The Court will allow plaintiff the opportunity to avoid sanctions by submitting to an IME before Dr. Wolf at a mutually convenient date and time or an IME by such other physician designated by defendant. Counsel are encouraged to confer and agree on the details concerning the IME, including the identification of the IME physician, but the Court will not compel plaintiff to submit to an IME before any physician to which written objection has been filed pursuant to C.G.S. § 52-178a and P.B. 13-11(b).
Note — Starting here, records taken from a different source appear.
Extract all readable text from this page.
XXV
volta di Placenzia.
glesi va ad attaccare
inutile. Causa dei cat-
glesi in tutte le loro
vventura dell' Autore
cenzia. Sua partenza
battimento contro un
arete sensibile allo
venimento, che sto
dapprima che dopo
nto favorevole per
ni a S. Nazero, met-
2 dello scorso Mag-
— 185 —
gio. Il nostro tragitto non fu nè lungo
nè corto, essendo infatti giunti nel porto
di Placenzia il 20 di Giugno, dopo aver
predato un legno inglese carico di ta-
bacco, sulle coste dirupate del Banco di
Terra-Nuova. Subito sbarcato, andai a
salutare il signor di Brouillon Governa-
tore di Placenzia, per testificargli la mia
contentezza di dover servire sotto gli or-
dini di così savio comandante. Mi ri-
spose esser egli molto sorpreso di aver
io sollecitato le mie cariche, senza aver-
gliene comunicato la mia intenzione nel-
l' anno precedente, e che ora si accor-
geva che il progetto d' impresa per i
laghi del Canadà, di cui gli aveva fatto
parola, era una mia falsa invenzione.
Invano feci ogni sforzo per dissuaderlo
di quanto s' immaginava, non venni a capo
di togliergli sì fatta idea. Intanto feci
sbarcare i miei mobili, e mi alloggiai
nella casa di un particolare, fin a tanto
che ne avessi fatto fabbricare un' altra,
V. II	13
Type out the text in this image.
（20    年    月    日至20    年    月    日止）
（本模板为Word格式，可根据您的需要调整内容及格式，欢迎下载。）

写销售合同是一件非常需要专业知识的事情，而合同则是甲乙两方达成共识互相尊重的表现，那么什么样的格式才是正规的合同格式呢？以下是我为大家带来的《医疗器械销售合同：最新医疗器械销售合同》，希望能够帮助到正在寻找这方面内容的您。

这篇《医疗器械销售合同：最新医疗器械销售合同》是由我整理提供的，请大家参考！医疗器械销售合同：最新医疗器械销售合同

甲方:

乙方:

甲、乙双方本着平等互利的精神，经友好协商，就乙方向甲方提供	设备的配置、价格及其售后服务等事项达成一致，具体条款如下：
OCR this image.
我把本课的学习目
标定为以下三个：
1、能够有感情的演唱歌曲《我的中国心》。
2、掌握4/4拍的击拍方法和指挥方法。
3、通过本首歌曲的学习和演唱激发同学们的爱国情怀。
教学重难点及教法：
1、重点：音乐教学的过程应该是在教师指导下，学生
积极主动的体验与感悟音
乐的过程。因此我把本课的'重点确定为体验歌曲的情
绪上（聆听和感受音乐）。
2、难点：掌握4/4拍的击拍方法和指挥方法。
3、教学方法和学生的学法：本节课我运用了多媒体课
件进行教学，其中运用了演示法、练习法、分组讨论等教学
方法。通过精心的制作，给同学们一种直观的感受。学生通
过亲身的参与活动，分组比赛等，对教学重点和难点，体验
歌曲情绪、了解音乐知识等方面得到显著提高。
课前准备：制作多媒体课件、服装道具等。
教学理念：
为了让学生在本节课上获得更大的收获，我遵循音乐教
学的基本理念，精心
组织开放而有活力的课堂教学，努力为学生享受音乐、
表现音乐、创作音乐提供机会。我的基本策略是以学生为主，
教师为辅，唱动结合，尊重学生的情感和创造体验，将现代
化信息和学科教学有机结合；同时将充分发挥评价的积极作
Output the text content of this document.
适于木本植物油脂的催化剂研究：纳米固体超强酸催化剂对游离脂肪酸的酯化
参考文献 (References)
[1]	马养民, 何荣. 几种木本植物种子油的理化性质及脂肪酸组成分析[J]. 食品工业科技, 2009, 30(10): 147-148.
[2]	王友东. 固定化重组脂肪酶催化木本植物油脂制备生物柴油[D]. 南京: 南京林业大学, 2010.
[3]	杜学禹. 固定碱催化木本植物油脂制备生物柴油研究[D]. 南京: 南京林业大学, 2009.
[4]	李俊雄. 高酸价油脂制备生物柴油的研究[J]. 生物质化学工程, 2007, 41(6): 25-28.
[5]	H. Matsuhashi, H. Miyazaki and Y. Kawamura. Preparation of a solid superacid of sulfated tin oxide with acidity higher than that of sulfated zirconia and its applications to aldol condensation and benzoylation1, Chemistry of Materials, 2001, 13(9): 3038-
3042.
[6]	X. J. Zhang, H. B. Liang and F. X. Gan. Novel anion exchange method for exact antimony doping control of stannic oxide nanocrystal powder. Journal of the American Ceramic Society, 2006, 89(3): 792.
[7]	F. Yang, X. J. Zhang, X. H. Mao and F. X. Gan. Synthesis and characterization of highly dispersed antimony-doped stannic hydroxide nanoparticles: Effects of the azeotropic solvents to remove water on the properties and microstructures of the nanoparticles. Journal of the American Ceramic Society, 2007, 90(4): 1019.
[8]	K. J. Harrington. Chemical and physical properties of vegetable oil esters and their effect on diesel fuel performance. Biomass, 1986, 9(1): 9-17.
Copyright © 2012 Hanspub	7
The Court will reserve on the subject of sanctions, which may be imposed at a later date, including at trial, depending on the conduct of the parties arid the circumstances then existing. Compare Sirot v. Amica Mut. Ins. Co., 2012 WL 5992497 *2 (Conn.Super. 2012) (Wilson, J.). However, if plaintiffs do not submit the child to examination by Dr. Wolf or another pediatric neurologist designated by defendants, they are subject to cross examination and argument to the jury on this refusal in light of the overruling of their objections to the IME by Dr. Wolf, an adverse inference from the refusal to submit the child for such examination and/or possible preclusion of neurological opinion evidence by plaintiffs’ experts. See Privee, 46 Conn.Supp. at 335. Sanctions may also include reimbursement of the costs and fees incurred in connection with Dr. Wolf’s preparation and records review in anticipation of the IME.